‘Wormhole’ Spotted Over Alaska Was Actually a Science Experiment

A giant “wormhole” that appeared in the skies of Alaska a couple of weekends ago may have worried some folks on the ground. They needn’t have feared, it was actually a successful science experiment.
Photographers on the ground captured the enormous swirling ring that measured roughly 70 miles high and 15 miles wide.
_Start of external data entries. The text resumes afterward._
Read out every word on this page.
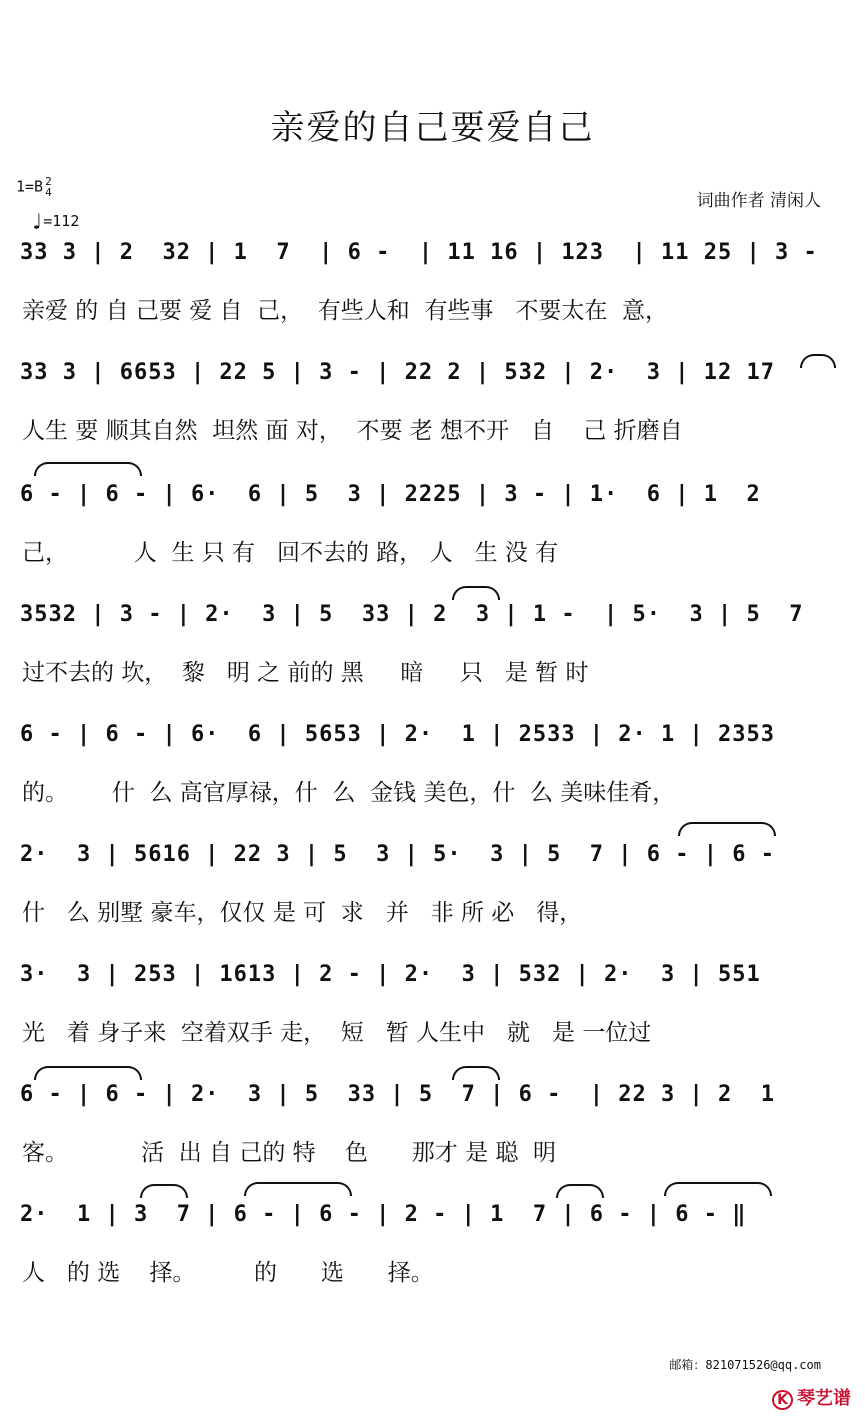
亲爱的自己要爱自己
1=B 2
4
♩=112
词曲作者 清闲人
33 3 | 2  32 | 1  7  | 6 -  | 11 16 | 123  | 11 25 | 3 -
亲爱 的 自 己要 爱 自  己，  有些人和  有些事   不要太在  意，
33 3 | 6653 | 22 5 | 3 - | 22 2 | 532 | 2·  3 | 12 17
人生 要 顺其自然  坦然 面 对，  不要 老 想不开   自    己 折磨自
6 - | 6 - | 6·  6 | 5  3 | 2225 | 3 - | 1·  6 | 1  2
己，         人  生 只 有   回不去的 路， 人   生 没 有
3532 | 3 - | 2·  3 | 5  33 | 2  3 | 1 -  | 5·  3 | 5  7
过不去的 坎，  黎   明 之 前的 黑     暗     只   是 暂 时
6 - | 6 - | 6·  6 | 5653 | 2·  1 | 2533 | 2· 1 | 2353
的。      什  么 高官厚禄，什  么  金钱 美色，什  么 美味佳肴，
2·  3 | 5616 | 22 3 | 5  3 | 5·  3 | 5  7 | 6 - | 6 -
什   么 别墅 豪车，仅仅 是 可  求   并   非 所 必   得，
3·  3 | 253 | 1613 | 2 - | 2·  3 | 532 | 2·  3 | 551
光   着 身子来  空着双手 走，  短   暂 人生中   就   是 一位过
6 - | 6 - | 2·  3 | 5  33 | 5  7 | 6 -  | 22 3 | 2  1
客。          活  出 自 己的 特    色      那才 是 聪  明
2·  1 | 3  7 | 6 - | 6 - | 2 - | 1  7 | 6 - | 6 - ‖
人   的 选    择。        的      选      择。
邮箱：821071526@qq.com
K 琴艺谱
The wormhole came from a sounding rocket launched in Fairbank on March 28. The launch came from a mission called “AWESOME” — which stands for Auroral Waves Excited by Substorm Onset Magnetic Events. Space Weather reports that the team has launched three sounding rockets into the aurora borealis.
“The ring was spectacular. It was extremely bright and absolutely unmissable,” Mark Conde, a space physics professor at the University of Alaska Fairbanks Geophysical Institute, says on AWESOME’s interactive mission website.
“Anyone who was outside at the time and looked up would have been treated to a visually, stunning and appealing display in the sky.”



“This very clean ring shape was easy to track. Looking at the way it distorted over time gives us a detailed view of local-scale motions in the atmosphere,” Conde adds.
The AWESOME project aims to learn how auroras make the upper atmosphere move like boiling water. Usually, the top layer of the atmosphere — the thermosphere — doesn’t have convection because it’s hotter at the top and cooler below, which stops that kind of motion.
But when auroras appear, they can heat the lower part of the thermosphere, shaking things up like a pot on a stove. The AWESOME rockets release vapors to track this movement, which can affect satellites and navigation systems.

“Change in composition of the atmosphere has consequences for communication, navigation, and spacecraft operations,” Conde says on the AWESOME website. “And we need to know the extent of those consequences.”
Conde tells Space Weather that the mission has been a success and the team is now combing through the data.